そのため短い人なら1か月、長い人は1年ほどかけて準備をすることになるのですが、私が学ばせていただいている北海道大学では、コロナの感染とその後遺症により、これらの試験を受験することができなかった学生がいます。彼を留年させるのか、はたまた、進級のための措置を実施して下さるのか、北大の進級発表は10月上旬にありますが、非常に気になるところです。
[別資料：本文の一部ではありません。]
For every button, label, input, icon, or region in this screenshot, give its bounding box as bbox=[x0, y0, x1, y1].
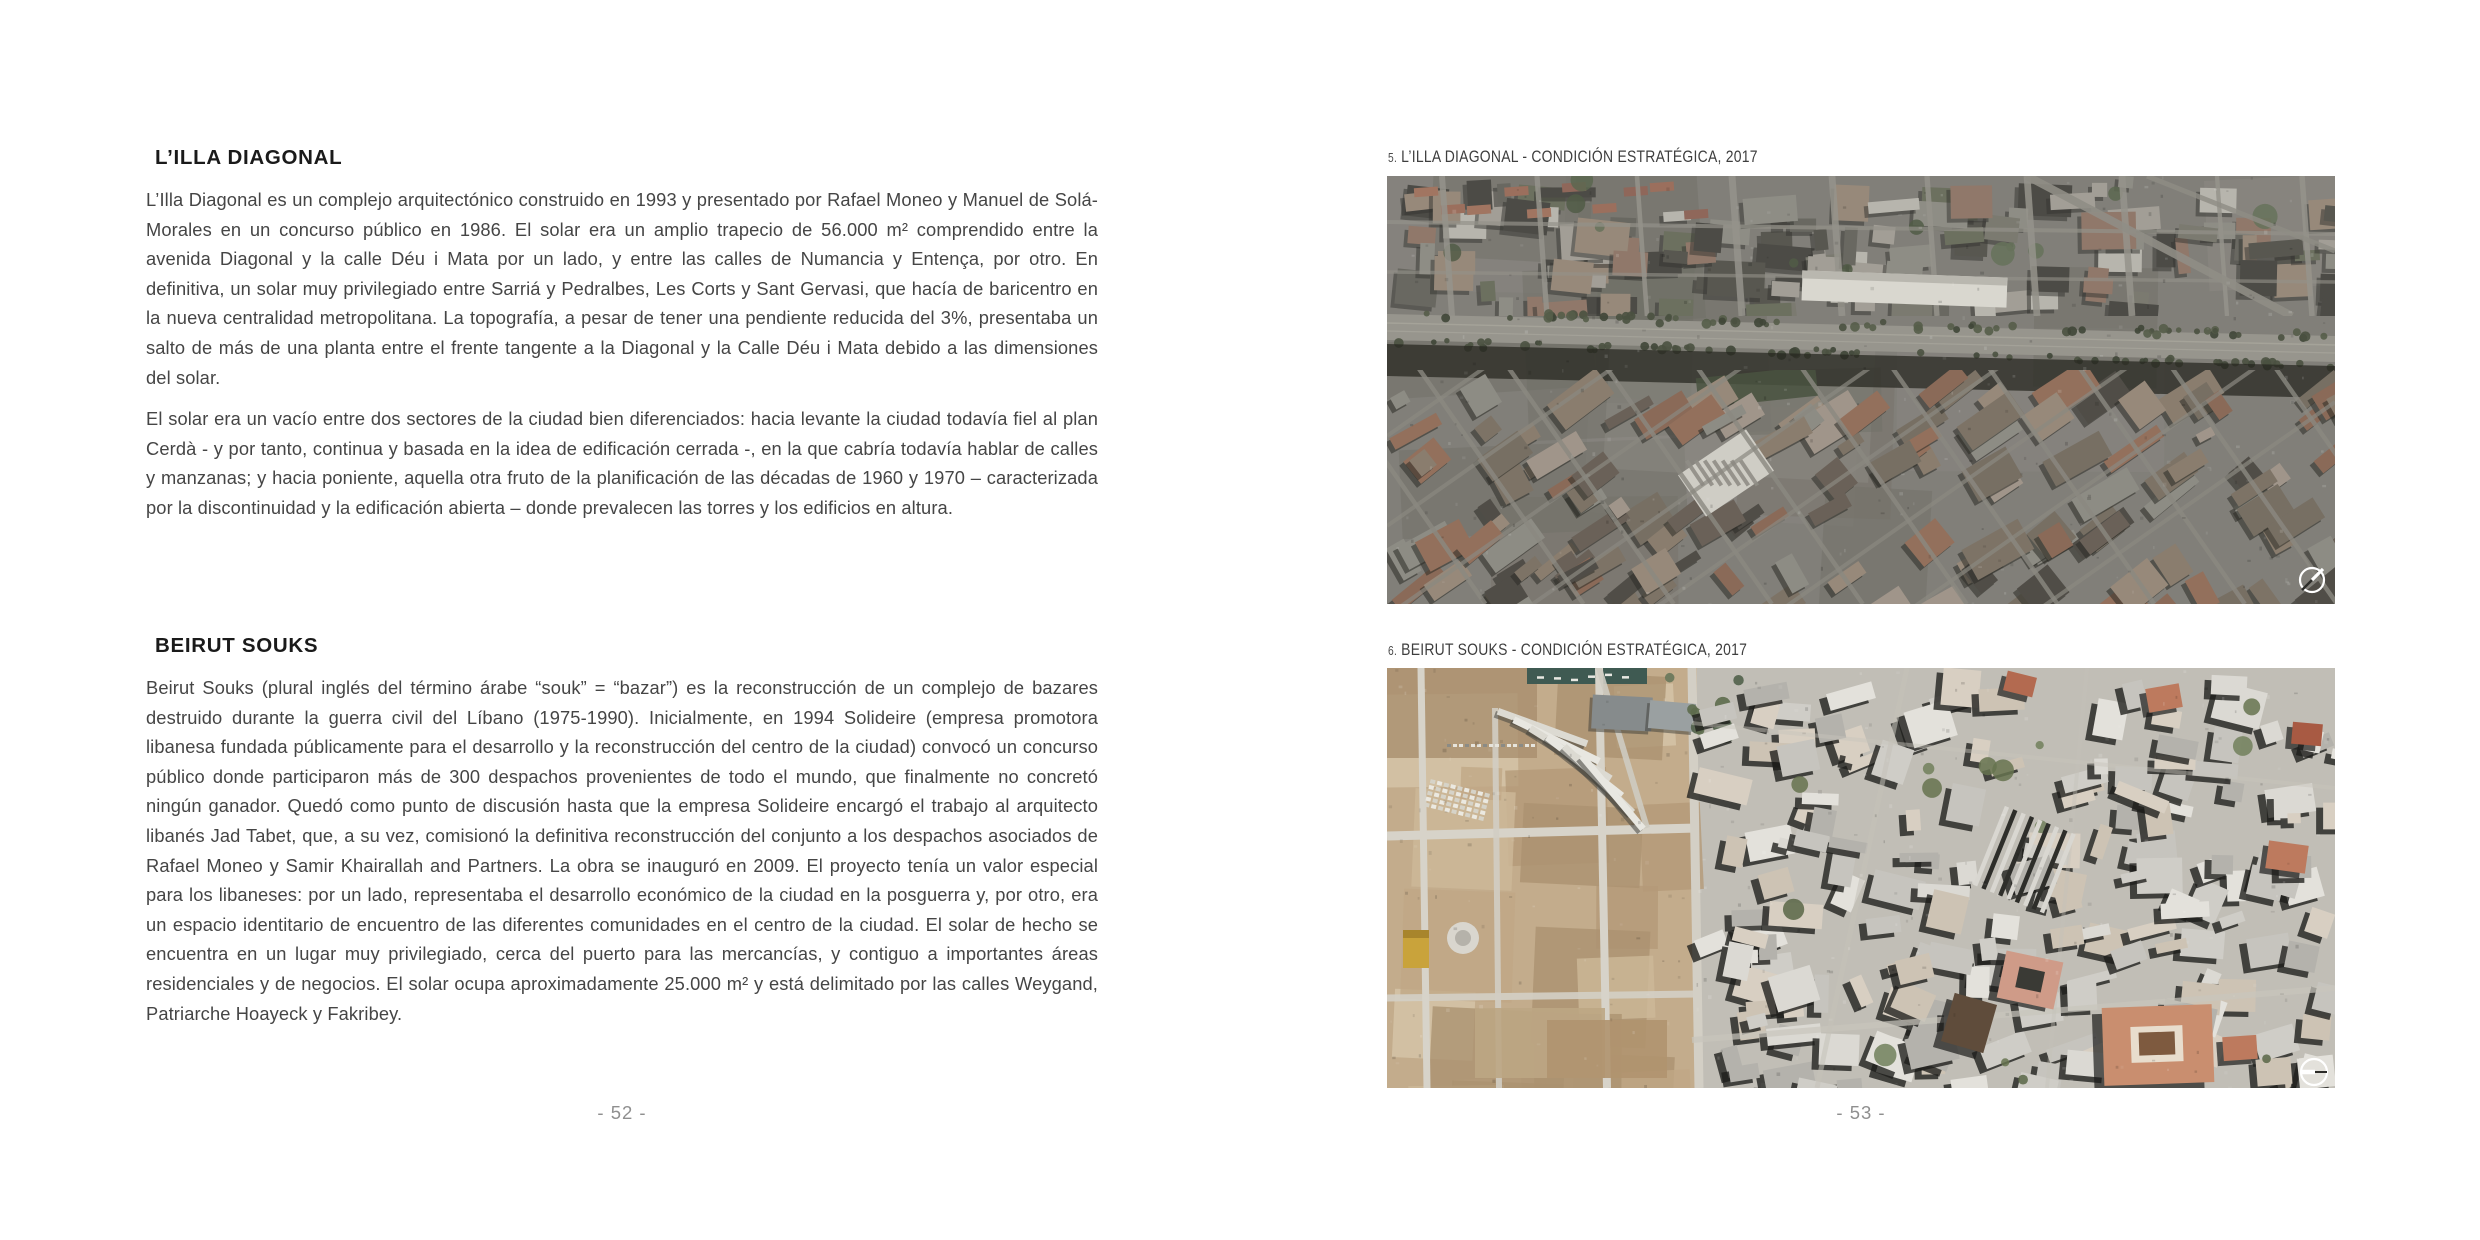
figure-number: 5. bbox=[1388, 151, 1398, 165]
page-number-right: - 53 - bbox=[1836, 1102, 1886, 1123]
section-heading-illa: L’ILLA DIAGONAL bbox=[155, 146, 343, 169]
section-heading-beirut: BEIRUT SOUKS bbox=[155, 634, 319, 657]
figure-caption-beirut bbox=[1388, 640, 1747, 660]
paragraph-beirut-1: Beirut Souks (plural inglés del término árabe “souk” = “bazar”) es la reconstrucción de un complejo de bazares destruido durante la guerra civil del Líbano (1975-1990). Inicialmente, en 1994 Solideire (empresa promotora libanesa fundada públicamente para el desarrollo y la reconstrucción del centro de la ciudad) convocó un concurso público donde participaron más de 300 despachos provenientes de todo el mundo, que finalmente no concretó ningún ganador. Quedó como punto de discusión hasta que la empresa Solideire encargó el trabajo al arquitecto libanés Jad Tabet, que, a su vez, comisionó la definitiva reconstrucción del conjunto a los despachos asociados de Rafael Moneo y Samir Khairallah and Partners. La obra se inauguró en 2009. El proyecto tenía un valor especial para los libaneses: por un lado, representaba el desarrollo económico de la ciudad en la posguerra y, por otro, era un espacio identitario de encuentro de las diferentes comunidades en el centro de la ciudad. El solar de hecho se encuentra en un lugar muy privilegiado, cerca del puerto para las mercancías, y contiguo a importantes áreas residenciales y de negocios. El solar ocupa aproximadamente 25.000 m² y está delimitado por las calles Weygand, Patriarche Hoayeck y Fakribey. bbox=[146, 677, 1098, 1024]
figure-caption-text: L’ILLA DIAGONAL - CONDICIÓN ESTRATÉGICA, 2017 bbox=[1401, 147, 1758, 166]
satellite-image-beirut-souks bbox=[1387, 668, 2335, 1088]
paragraph-illa-2: El solar era un vacío entre dos sectores de la ciudad bien diferenciados: hacia levante la ciudad todavía fiel al plan Cerdà - y por tanto, continua y basada en la idea de edificación cerrada -, en la que cabría todavía hablar de calles y manzanas; y hacia poniente, aquella otra fruto de la planificación de las décadas de 1960 y 1970 – caracterizada por la discontinuidad y la edificación abierta – donde prevalecen las torres y los edificios en altura. bbox=[146, 408, 1098, 518]
satellite-image-illa-diagonal bbox=[1387, 176, 2335, 604]
page-number-left: - 52 - bbox=[597, 1102, 647, 1123]
figure-caption-text: BEIRUT SOUKS - CONDICIÓN ESTRATÉGICA, 2017 bbox=[1401, 640, 1748, 659]
paragraph-illa-1: L’Illa Diagonal es un complejo arquitectónico construido en 1993 y presentado por Rafael Moneo y Manuel de Solá-Morales en un concurso público en 1986. El solar era un amplio trapecio de 56.000 m² comprendido entre la avenida Diagonal y la calle Déu i Mata por un lado, y entre las calles de Numancia y Entença, por otro. En definitiva, un solar muy privilegiado entre Sarriá y Pedralbes, Les Corts y Sant Gervasi, que hacía de baricentro en la nueva centralidad metropolitana. La topografía, a pesar de tener una pendiente reducida del 3%, presentaba un salto de más de una planta entre el frente tangente a la Diagonal y la Calle Déu i Mata debido a las dimensiones del solar. bbox=[146, 189, 1098, 388]
section-beirut-souks bbox=[146, 634, 1098, 1028]
figure-number: 6. bbox=[1388, 644, 1398, 658]
figure-caption-illa bbox=[1388, 147, 1758, 167]
section-illa-diagonal bbox=[146, 146, 1098, 523]
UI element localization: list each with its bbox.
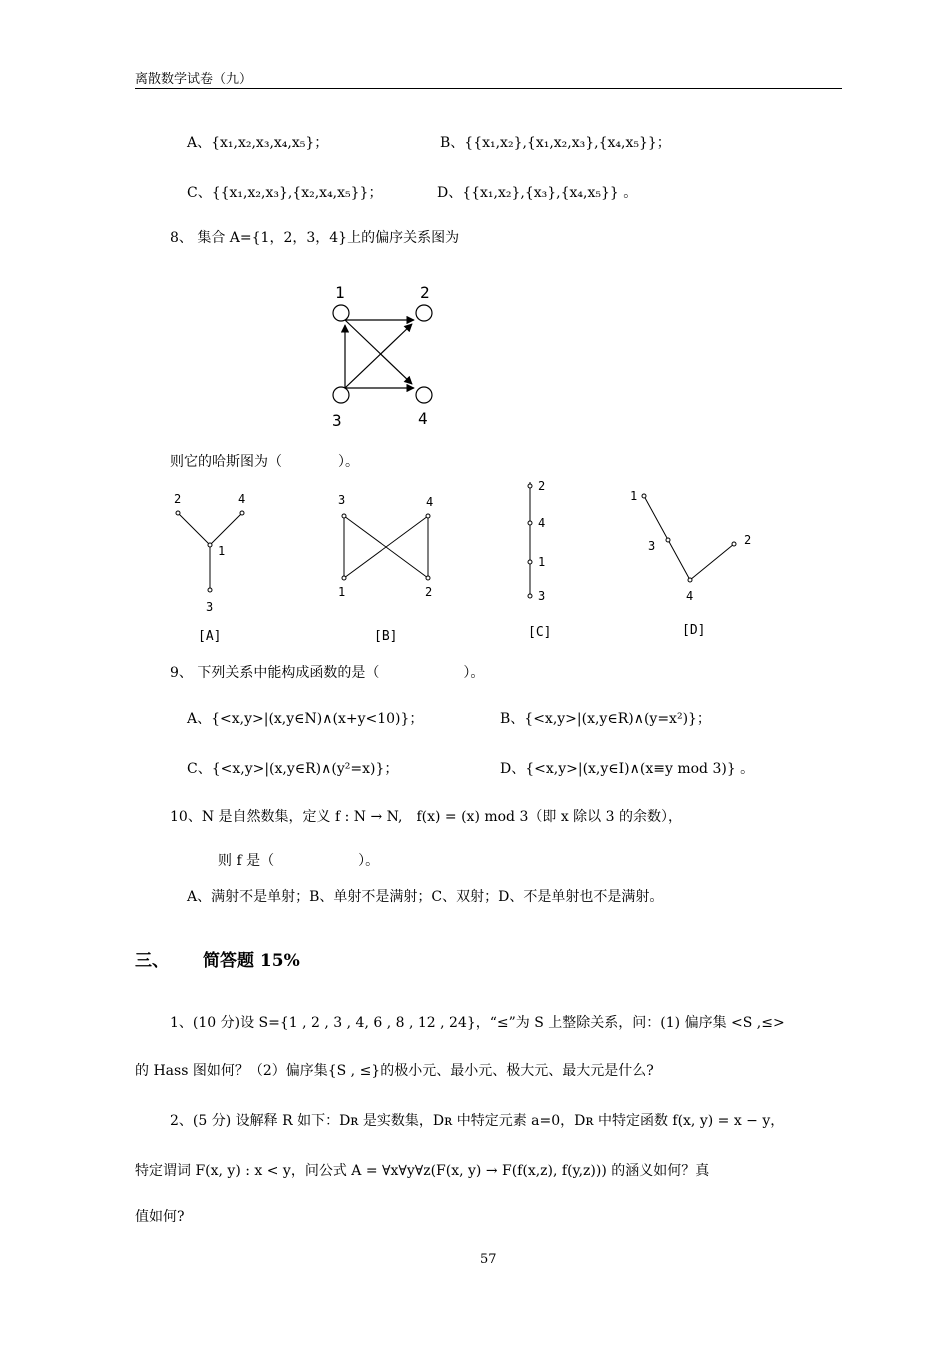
hasse-d-node-4: 4 [686, 589, 694, 603]
q10-text: 10、N 是自然数集，定义 f : N → N, f(x) = (x) mod 3（即 x 除以 3 的余数）， [170, 809, 682, 825]
q7-option-a: A、{x₁,x₂,x₃,x₄,x₅}； [187, 135, 329, 151]
q9-text: 9、 下列关系中能构成函数的是（ ）。 [170, 665, 485, 681]
graph-label-4: 4 [418, 409, 428, 428]
hasse-b-node-3: 3 [338, 493, 346, 507]
loop-4 [416, 387, 432, 403]
hasse-c-node-2: 2 [538, 479, 546, 493]
hasse-d-node-2: 2 [744, 533, 752, 547]
graph-label-1: 1 [335, 283, 345, 302]
page-number: 57 [480, 1252, 497, 1267]
hasse-d-label: [D] [682, 623, 706, 638]
s3-q2-line3: 值如何? [135, 1209, 185, 1225]
section-title: 简答题 15% [203, 951, 300, 971]
graph-label-3: 3 [332, 411, 342, 430]
q8-text: 8、 集合 A={1，2，3，4}上的偏序关系图为 [170, 230, 460, 246]
hasse-options [160, 478, 780, 648]
q9-option-d: D、{<x,y>|(x,y∈I)∧(x≡y mod 3)} 。 [500, 761, 755, 777]
s3-q2-line2: 特定谓词 F(x, y) : x < y，问公式 A = ∀x∀y∀z(F(x, y) → F(f(x,z), f(y,z))) 的涵义如何？真 [135, 1163, 710, 1179]
loop-2 [416, 305, 432, 321]
q7-option-c: C、{{x₁,x₂,x₃},{x₂,x₄,x₅}}； [187, 185, 383, 201]
hasse-b-node-2: 2 [425, 585, 433, 599]
q9-option-b: B、{<x,y>|(x,y∈R)∧(y=x²)}； [500, 711, 711, 727]
q9-option-c: C、{<x,y>|(x,y∈R)∧(y²=x)}； [187, 761, 399, 777]
loop-3 [333, 387, 349, 403]
hasse-c-node-3: 3 [538, 589, 546, 603]
hasse-b-node-1: 1 [338, 585, 346, 599]
s3-q1-line2: 的 Hass 图如何？（2）偏序集{S , ≤}的极小元、最小元、极大元、最大元是什么? [135, 1063, 654, 1079]
hasse-c-label: [C] [528, 625, 552, 640]
q7-option-b: B、{{x₁,x₂},{x₁,x₂,x₃},{x₄,x₅}}； [440, 135, 671, 151]
edge-1-4 [345, 320, 412, 384]
hasse-prompt: 则它的哈斯图为（ ）。 [170, 454, 359, 470]
hasse-c-node-4: 4 [538, 516, 546, 530]
hasse-d-node-1: 1 [630, 489, 638, 503]
hasse-d-node-3: 3 [648, 539, 656, 553]
s3-q1-line1: 1、(10 分)设 S={1 , 2 , 3 , 4, 6 , 8 , 12 , 24}，“≤”为 S 上整除关系，问：(1) 偏序集 <S ,≤> [170, 1015, 785, 1031]
q9-option-a: A、{<x,y>|(x,y∈N)∧(x+y<10)}； [187, 711, 424, 727]
s3-q2-line1: 2、(5 分) 设解释 R 如下：Dʀ 是实数集，Dʀ 中特定元素 a=0，Dʀ 中特定函数 f(x, y) = x − y， [170, 1113, 785, 1129]
edge-3-2 [345, 324, 412, 388]
hasse-b-label: [B] [374, 629, 398, 644]
hasse-a-label: [A] [198, 629, 222, 644]
section-number: 三、 [135, 951, 169, 971]
hasse-a-node-3: 3 [206, 600, 214, 614]
running-header: 离散数学试卷（九） [135, 72, 253, 87]
hasse-c-node-1: 1 [538, 555, 546, 569]
header-rule [135, 88, 842, 89]
q10-options: A、满射不是单射；B、单射不是满射；C、双射；D、不是单射也不是满射。 [187, 889, 664, 905]
hasse-a-node-4: 4 [238, 492, 246, 506]
relation-graph [310, 278, 450, 433]
graph-label-2: 2 [420, 283, 430, 302]
hasse-a-node-1: 1 [218, 544, 226, 558]
q10-prompt: 则 f 是（ ）。 [218, 853, 380, 869]
hasse-a-node-2: 2 [174, 492, 182, 506]
loop-1 [333, 305, 349, 321]
hasse-b-node-4: 4 [426, 495, 434, 509]
q7-option-d: D、{{x₁,x₂},{x₃},{x₄,x₅}} 。 [437, 185, 638, 201]
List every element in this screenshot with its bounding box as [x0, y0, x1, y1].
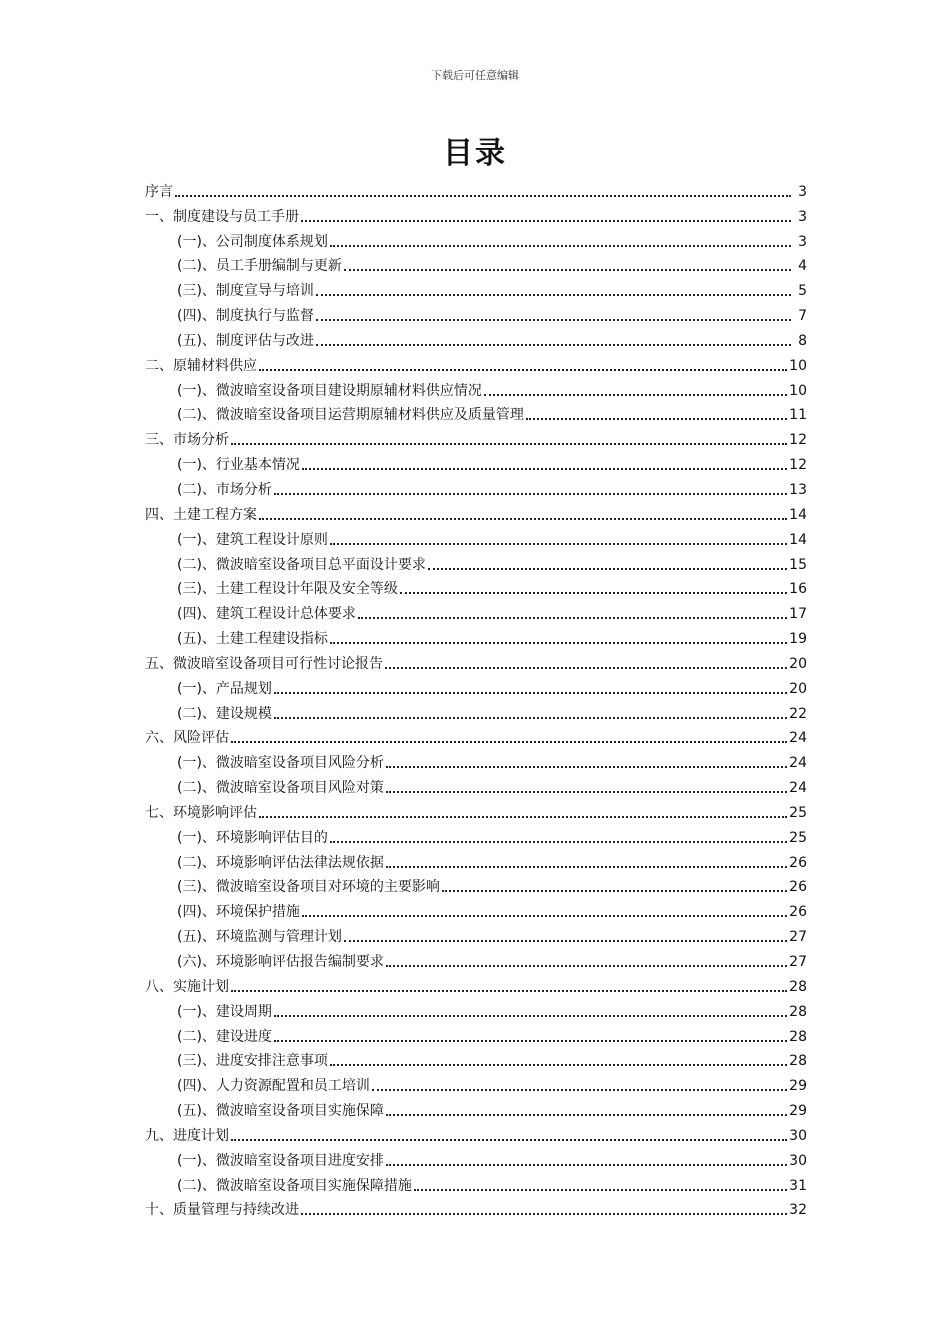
toc-entry-page-number: 10: [789, 382, 807, 399]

CBT・OSCEは「公益社団法人医療系大学間共用試験実施評価機構」という独自組織が実施しており、来年度より公的試験として扱われます。そのため、上述した北大生の進級のための措置を行うかどうかは、北大の判断というよりはむしろ、こちらの機構の意向が重視されるものと思います。しかし、悲しい事実として、医療系の国家資格である医師、看護師、介護福祉士等の国家試験において、本試験と同等の質や量を担保する試験問題を短期間で作成するのは困難だとして、コロナ感染者に対する追試験等は実施されていないというのが現状です。国はコロナ対策として強制隔離や入院措置、水際対策などを、感染症法に基づいて講じるにもかかわらず、それによって脅かされる学生の機会が保障されないことは、とても大きな問題であると感じます。


そもそも論としてですが、教育の主役は学生です。私は昨年9月から今年の7月まで、英エディンバラ大学で学ばせていただきましたが、このことを強く感じました。コロナ禍という変則的な状況での留学でしたが、試験のオンライン化や感染時の金銭的支援など、学生が主体の教育を継続するためのサポートが大変充実しておりました。